- O diretor-executivo da Starbucks, Brian Niccol, entrou na empresa em 2024 e ganhou $96 milhões nos seus primeiros quatro meses no cargo.
- O pacote salarial o coloca cerca de 6.666 vezes o salário de um empregado típico da empresa, segundo um relatório de 2025 do Executive Paywatch.
- Niccol defendeu um café de $9 como “uma experiência premium acessível” em meio à crise do custo de vida e ao salário mínimo de $7,25.
- Ele afirmou que a economia em forma de “K” não está afetando os negócios da Starbucks.
- O texto aponta que Niccol costuma viajar de jato particular para o trabalho, e a reação pública tem sido de críticas por parecer desconectado da realidade.

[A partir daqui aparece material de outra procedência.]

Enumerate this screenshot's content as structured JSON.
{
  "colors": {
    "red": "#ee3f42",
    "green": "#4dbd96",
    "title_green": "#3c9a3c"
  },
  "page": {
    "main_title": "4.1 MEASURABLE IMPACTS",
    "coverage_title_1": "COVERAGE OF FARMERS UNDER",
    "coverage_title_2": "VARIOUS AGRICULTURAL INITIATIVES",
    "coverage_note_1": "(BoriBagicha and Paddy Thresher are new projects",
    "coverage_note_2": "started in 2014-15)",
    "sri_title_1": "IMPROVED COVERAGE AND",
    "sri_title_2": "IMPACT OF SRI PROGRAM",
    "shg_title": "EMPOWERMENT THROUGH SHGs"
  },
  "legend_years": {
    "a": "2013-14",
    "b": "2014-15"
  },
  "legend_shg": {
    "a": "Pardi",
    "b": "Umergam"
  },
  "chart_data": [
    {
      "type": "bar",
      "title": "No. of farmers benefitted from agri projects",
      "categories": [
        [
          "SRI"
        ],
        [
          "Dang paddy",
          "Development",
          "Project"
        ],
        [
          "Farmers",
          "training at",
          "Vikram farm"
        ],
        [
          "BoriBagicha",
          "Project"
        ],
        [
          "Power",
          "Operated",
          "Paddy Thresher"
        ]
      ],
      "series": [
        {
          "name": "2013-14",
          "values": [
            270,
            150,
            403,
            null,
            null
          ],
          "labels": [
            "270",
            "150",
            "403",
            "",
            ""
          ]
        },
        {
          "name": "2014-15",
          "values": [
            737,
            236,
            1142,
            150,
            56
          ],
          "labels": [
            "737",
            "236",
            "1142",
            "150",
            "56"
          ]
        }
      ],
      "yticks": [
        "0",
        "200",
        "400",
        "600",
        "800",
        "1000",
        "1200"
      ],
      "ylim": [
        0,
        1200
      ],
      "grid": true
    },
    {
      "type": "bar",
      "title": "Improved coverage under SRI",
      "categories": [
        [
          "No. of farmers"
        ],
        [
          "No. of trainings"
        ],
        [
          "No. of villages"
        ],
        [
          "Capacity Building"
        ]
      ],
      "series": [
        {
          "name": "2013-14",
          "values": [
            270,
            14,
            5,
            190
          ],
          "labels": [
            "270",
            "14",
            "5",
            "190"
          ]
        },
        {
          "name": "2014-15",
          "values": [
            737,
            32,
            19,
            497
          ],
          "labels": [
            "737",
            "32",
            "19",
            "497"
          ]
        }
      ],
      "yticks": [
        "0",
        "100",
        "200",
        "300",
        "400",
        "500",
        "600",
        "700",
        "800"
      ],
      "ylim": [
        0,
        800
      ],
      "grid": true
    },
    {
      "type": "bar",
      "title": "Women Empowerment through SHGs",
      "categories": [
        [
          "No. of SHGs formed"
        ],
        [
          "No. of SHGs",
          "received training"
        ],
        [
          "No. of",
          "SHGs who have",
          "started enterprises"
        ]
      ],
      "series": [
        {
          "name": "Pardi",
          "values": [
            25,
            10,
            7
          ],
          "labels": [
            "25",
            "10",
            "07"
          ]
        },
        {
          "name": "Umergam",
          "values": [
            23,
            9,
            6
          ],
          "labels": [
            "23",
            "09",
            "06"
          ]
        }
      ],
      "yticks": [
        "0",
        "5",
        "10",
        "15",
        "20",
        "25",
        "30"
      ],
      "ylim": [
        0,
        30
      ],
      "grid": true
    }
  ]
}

Brian Niccol, CEO da Starbucks, passou a ser alvo de críticas após voltar a defender que um café de 9 dólares é um “experiência premium acessível” em meio a pressão do custo de vida. Niccol assumiu a liderança da empresa em 2024 e já figura entre os executivos mais bem pagos dos EUA, com ganhos de 96 milhões de dólares nos seus primeiros quatro meses no cargo. A cifra contrasta com a mediana salarial de funcionários da companhia.
A remuneração de Niccol é comumente destacada como desproporcional quando comparada ao salário típico de um trabalhador da Starbucks, estimado por pesquisas de remuneração em patamar muito abaixo. Além disso, o CEO costuma utilizar jatos privados para deslocamentos, o que tem alimentado discussões sobre desigualdade entre executivos e funcionários.
Enquanto o custo de vida aumenta em várias regiões, a inflação e a ausência de reajuste relevante no salário mínimo federal acabam por intensificar a tensão entre consumidores e empresas de varejo. Em entrevistas, Niccol defende que, mesmo com diferenças de renda, há demanda por uma experiência considerada premium, mesmo que o gasto seja próximo de 10 dólares.
Analistas destacam que a percepção pública sobre o preço de itens como bebidas pode variar conforme o contexto econômico. Em Nova York, por exemplo, bebidas com mistura de café e frutas ganharam status entre determinados grupos, o que reforça a discussão sobre o que é visto como acessível no segmento de cafés especiais.
Especialistas lembram que o tema envolve responsabilidade corporativa, percepção de valor e estratégias de marca. Em meio a este debate, investidores observam como a Starbucks equilibra crescimento, margens e reputação diante de críticas sobre salários e gasto de liderança.
A conversa pública sobre preços suscita perguntas sobre o funcionamento das cadeias de consumo durante crises econômicas. Enquanto alguns defendem experiências de alto padrão como parte da identidade da marca, outros apontam para a necessidade de maior sensibilidade social por parte de grandes corporações.